Völlig anders wertete Martin Sichert (AfD) die Reform. Zwar werde immer versprochen, Bürokratie abzubauen, in der Realität werde aber neue Bürokratie geschaffen. Er monierte, das gesamte Gesundheitswesen sei überreguliert. Es müsse Schluss sein mit noch mehr Bürokratie, während Leistungen immer schlechter würden und die Beiträge weiter stiegen.

Claudia Moll (SPD) sagte, das aktuelle Gesetz bilde mit den vorherigen Reformen beim Pflegestudium und der Pflegeassistenz einen Dreiklang und bringe die Pflege voran. Moll betonte: "Endlich dürfen Pflegefachkräfte das tun, was sie sowieso schon können." Sie würdigte auch die Möglichkeit für neue Versorgungsformen. Die "stambulanten Strukturen" verbänden die Vorteile von ambulanter und stationärer Pflege.

Grüne und Linke beklagen ständigen Vorrang für Ärzte

Auch Simone Fischer (Grüne) sprach von einem richtigen Ansatz. Jedoch hingen die neuen Befugnisse weiter an ärztlicher Delegation, Diagnosen und Indikationen. Das sei eine vertane Chance.


„Aus meiner Zeit in der Pflege weiß ich, wie unfassbar viel Kraft, Zeit und Nerven das ärztliche Delegationsprinzip kostet.“
Evelyn Schötz (Die Linke)

Ähnlich äußerte sich Evelyn Schötz (Linke), die schilderte, wie teilweise langwierig und umständlich im Pflegealltag die Zusammenarbeit mit Ärzten aussieht. "Aus meiner Zeit in der Pflege weiß ich, wie unfassbar viel Kraft, Zeit und Nerven das ärztliche Delegationsprinzip kostet." Der Entwurf bleibe daher hinter den Erwartungen zurück.
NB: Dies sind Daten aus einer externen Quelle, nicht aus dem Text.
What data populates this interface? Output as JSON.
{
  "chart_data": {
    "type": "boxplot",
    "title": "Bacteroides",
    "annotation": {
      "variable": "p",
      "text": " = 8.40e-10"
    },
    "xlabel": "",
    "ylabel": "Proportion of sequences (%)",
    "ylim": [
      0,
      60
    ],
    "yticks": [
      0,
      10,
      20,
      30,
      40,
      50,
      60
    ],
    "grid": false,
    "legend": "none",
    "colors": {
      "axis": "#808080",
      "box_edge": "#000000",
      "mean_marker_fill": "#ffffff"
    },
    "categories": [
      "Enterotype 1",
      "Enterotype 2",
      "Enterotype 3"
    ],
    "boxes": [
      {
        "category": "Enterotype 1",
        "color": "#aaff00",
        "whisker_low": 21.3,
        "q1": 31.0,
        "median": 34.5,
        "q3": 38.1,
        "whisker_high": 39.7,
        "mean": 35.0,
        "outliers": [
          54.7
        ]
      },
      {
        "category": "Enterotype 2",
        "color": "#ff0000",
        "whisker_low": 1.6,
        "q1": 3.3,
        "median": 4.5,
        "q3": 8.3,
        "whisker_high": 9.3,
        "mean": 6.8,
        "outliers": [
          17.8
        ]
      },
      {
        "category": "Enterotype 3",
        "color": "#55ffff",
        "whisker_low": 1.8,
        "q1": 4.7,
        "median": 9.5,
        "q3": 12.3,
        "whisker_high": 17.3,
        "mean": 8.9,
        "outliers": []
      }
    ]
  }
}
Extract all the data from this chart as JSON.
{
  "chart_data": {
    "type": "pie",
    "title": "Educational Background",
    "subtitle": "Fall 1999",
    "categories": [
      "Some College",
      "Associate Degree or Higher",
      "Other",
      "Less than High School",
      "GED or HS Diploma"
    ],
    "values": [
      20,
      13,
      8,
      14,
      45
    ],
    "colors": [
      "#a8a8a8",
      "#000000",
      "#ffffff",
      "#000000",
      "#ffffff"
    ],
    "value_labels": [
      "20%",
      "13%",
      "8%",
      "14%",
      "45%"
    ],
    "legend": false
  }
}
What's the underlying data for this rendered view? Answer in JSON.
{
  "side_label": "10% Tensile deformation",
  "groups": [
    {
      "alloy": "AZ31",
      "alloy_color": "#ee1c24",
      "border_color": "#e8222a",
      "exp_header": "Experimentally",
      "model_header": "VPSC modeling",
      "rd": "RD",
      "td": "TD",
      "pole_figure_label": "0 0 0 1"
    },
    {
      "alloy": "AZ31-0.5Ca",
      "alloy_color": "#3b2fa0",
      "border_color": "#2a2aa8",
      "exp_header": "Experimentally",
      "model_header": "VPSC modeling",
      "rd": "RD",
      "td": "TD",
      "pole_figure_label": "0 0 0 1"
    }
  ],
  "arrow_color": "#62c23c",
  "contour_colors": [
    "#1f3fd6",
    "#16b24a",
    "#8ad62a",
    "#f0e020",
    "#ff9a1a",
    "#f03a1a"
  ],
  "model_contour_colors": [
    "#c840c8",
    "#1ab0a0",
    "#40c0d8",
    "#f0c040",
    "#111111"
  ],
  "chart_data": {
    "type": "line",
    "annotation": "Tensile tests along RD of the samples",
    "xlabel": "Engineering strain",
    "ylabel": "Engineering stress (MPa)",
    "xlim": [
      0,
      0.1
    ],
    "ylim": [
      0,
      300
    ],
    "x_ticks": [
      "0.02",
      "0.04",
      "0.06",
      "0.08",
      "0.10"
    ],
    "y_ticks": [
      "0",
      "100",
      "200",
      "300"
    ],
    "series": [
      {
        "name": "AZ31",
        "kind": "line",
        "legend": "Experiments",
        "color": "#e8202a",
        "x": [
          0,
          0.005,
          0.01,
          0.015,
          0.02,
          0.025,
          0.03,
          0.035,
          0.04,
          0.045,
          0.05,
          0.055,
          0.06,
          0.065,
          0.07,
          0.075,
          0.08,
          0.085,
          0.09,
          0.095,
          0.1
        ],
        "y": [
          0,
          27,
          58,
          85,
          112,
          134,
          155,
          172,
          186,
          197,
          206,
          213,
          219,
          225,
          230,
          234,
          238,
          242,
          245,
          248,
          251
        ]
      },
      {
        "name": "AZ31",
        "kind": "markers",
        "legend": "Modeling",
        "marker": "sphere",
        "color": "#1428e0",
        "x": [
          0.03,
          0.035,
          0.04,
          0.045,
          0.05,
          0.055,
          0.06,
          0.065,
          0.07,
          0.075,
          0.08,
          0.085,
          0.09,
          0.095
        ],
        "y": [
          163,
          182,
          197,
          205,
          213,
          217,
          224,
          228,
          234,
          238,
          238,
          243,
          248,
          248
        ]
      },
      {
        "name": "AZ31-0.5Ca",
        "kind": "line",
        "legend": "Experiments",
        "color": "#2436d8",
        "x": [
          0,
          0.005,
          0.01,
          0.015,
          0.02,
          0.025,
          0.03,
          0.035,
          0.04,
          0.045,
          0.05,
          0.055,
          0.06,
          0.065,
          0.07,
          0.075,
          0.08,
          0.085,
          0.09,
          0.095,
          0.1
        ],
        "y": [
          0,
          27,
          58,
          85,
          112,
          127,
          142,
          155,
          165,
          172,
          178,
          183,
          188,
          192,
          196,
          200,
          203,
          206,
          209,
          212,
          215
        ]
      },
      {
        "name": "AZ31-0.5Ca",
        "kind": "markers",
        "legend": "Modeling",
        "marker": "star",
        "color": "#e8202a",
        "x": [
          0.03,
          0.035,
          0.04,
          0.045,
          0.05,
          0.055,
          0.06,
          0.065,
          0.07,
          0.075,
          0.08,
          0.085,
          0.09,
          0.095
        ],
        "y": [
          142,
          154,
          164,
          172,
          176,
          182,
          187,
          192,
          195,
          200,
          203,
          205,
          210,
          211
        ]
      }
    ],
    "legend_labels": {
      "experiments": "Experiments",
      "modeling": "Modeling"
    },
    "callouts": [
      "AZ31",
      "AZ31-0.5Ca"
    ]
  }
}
So würden nur drei Teilbereiche für erweiterte Pflegekompetenzen genannt: Demenz, Diabetes und das Wundmanagement. Sie fragte: "Wo sind die konkreten Festlegungen für Schmerztherapie, für Maßnahmen bei Mangelernährung, Flüssigkeitsmangel, Luftnot? Das sind alles Dinge, die Pflegekräfte täglich sehen, bewerten und behandeln. Es ist aber rechtlich eine Grauzone." Insofern sei der Entwurf Stückwerk.

Der Parlamentarische Gesundheits-Staatssekretär Georg Kippels (CDU) ging neben der Pflegekompetenz auf das GKV-Sparpaket ein. So werde kurzfristig eine Finanzierungslücke von bis zu zwei Milliarden Euro geschlossen. "Damit stabilisieren wir die Beitragssätze und halten unser politisches Versprechen an die Beitragszahler." Es sei seit 2019 das erste Mal, dass der durchschnittliche Zusatzbeitrag nicht erhöht werden müsse. Die Reform sei ein Schritt in die richtige Richtung.